Western blot analysis
At 56 days after SCI, the spinal cord segments around the injured site were collected, and homogenized in RIPA buffer (Beyotime Institute of Biotechnology Haimen, China) with 1% Phenylmethylsulfonyl fluoride and protease inhibitor at 4 °C. After centrifugation at 12,000 rpm for 10 min, the supernatant was collected and quantified by BCA Protein Assay Kit. An equal amount of total protein (30 mg) was loaded and separated by sodium dodecyl sulfate polyacrylamide gel and transferred onto polyvinylidenefluoride (PVDF) membranes (Millipore, Billerica, MA, USA). The membranes were blocked with 5% non-fat milk in TBS-T (10 mmol/L Tris, 150 mmol/L NaCl and 0.1% Tween 20, pH 7.5) for 2 h at 37 °C, and then the membranes were incubated at overnight with GAP43 (1:1000), Cleaved-caspase-3, Bcl2, Bax (1:1000; proteintech, Chicago, IL, USA) and β-actin (1:2000; Cell Signaling Technology). On the following day, the membranes were washed in TBS-T and incubated with the appropriate secondary antibodies for 2 h at 37 °C. The target protein bands were visualized using chemiluminescence luminol reagents (Millipore, Billerica, MA, USA). Blots were imaged by Molecular Image®ChemiDocTM XRS+ with Image LabTM Software (Bio-Rad, Hercules, CA, USA). Quantitative data were obtained by Image J 1.50b Gel Analyzer (National Institutes of Health, Washington, DC, USA). Western blot data were normalized relative to the density of the β-actin bands.

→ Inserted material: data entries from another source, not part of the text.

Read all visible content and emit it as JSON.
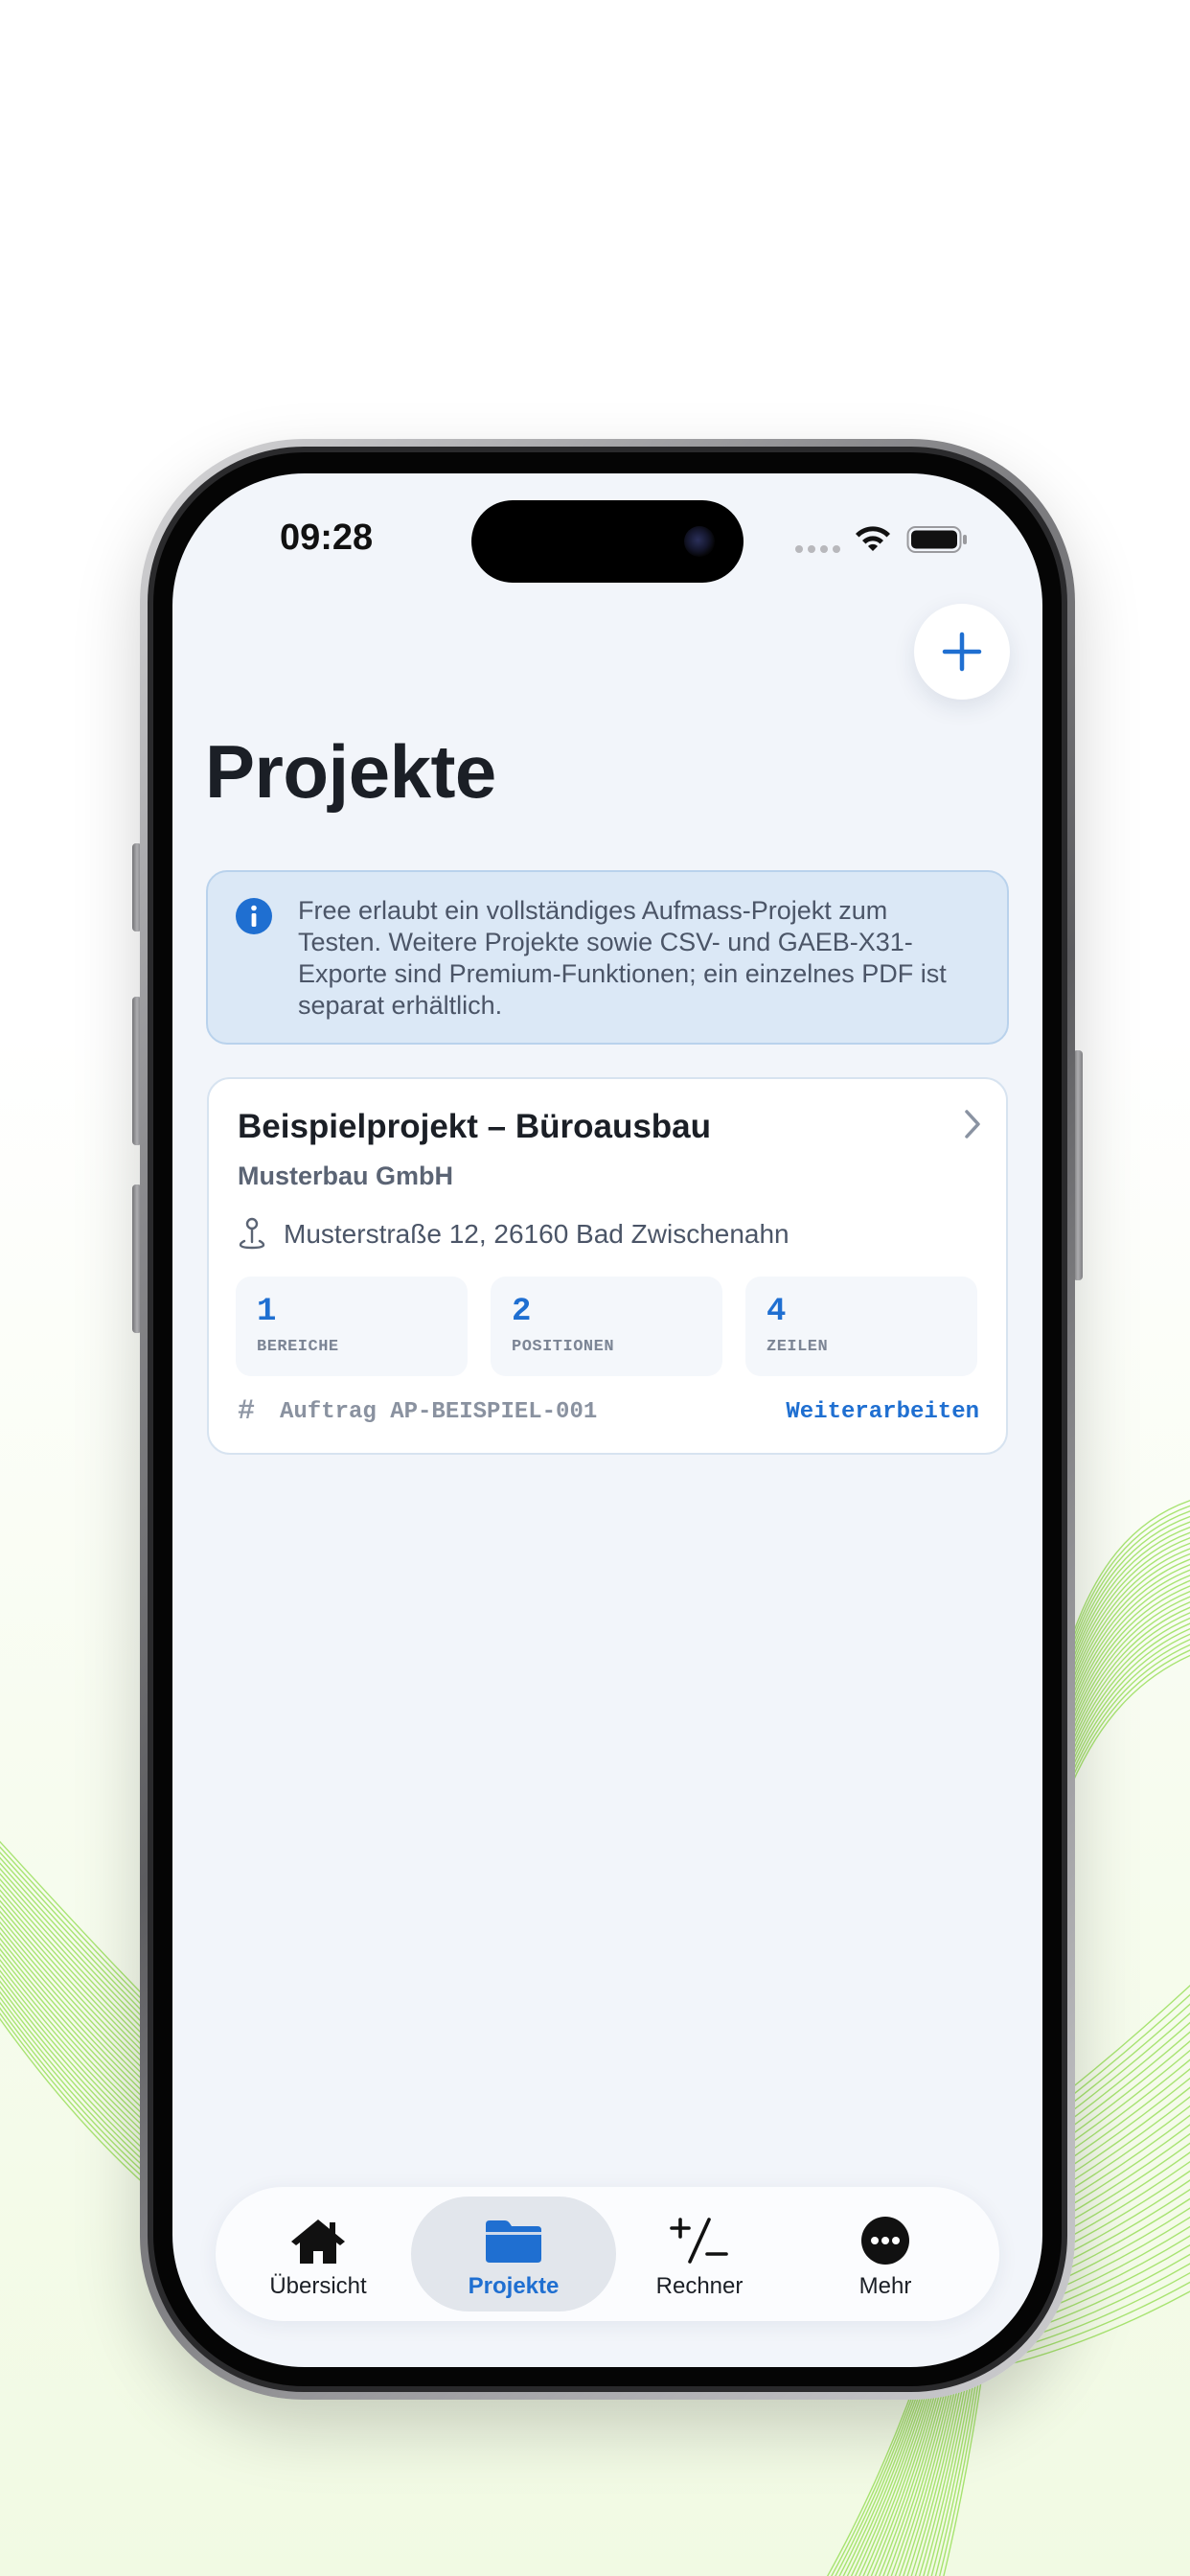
{
  "status_bar": {
    "time": "09:28"
  },
  "page": {
    "title": "Projekte"
  },
  "info_banner": {
    "text": "Free erlaubt ein vollständiges Aufmass-Projekt zum Testen. Weitere Projekte sowie CSV- und GAEB-X31-Exporte sind Premium-Funktionen; ein einzelnes PDF ist separat erhältlich."
  },
  "project": {
    "title": "Beispielprojekt – Büroausbau",
    "company": "Musterbau GmbH",
    "address": "Musterstraße 12, 26160 Bad Zwischenahn",
    "stats": [
      {
        "value": "1",
        "label": "BEREICHE"
      },
      {
        "value": "2",
        "label": "POSITIONEN"
      },
      {
        "value": "4",
        "label": "ZEILEN"
      }
    ],
    "order": "Auftrag AP-BEISPIEL-001",
    "continue_label": "Weiterarbeiten"
  },
  "tab_bar": {
    "active": "Projekte",
    "items": [
      {
        "label": "Übersicht",
        "icon": "house-icon"
      },
      {
        "label": "Projekte",
        "icon": "folder-icon"
      },
      {
        "label": "Rechner",
        "icon": "plus-minus-icon"
      },
      {
        "label": "Mehr",
        "icon": "more-icon"
      }
    ]
  },
  "colors": {
    "accent": "#1f6fd1",
    "screen_background": "#f2f5fa",
    "banner_background": "#dbe8f6",
    "wave_lines": "#8fdc4a"
  }
}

All data were presented as mean ± S.E.M. A multifactorial analysis of variance (ANOVA) for repeated measurement was employed for analyzing BBB scores and maximum angles of the inclined plane test. One-way ANOVA was employed for analyzing other data followed by LSD (equal variances assumed) or Dunnett's T3 (equal variances not assumed) post hoc test with SPSS 17.0 software package. Statistical significance was set at P < 0.05.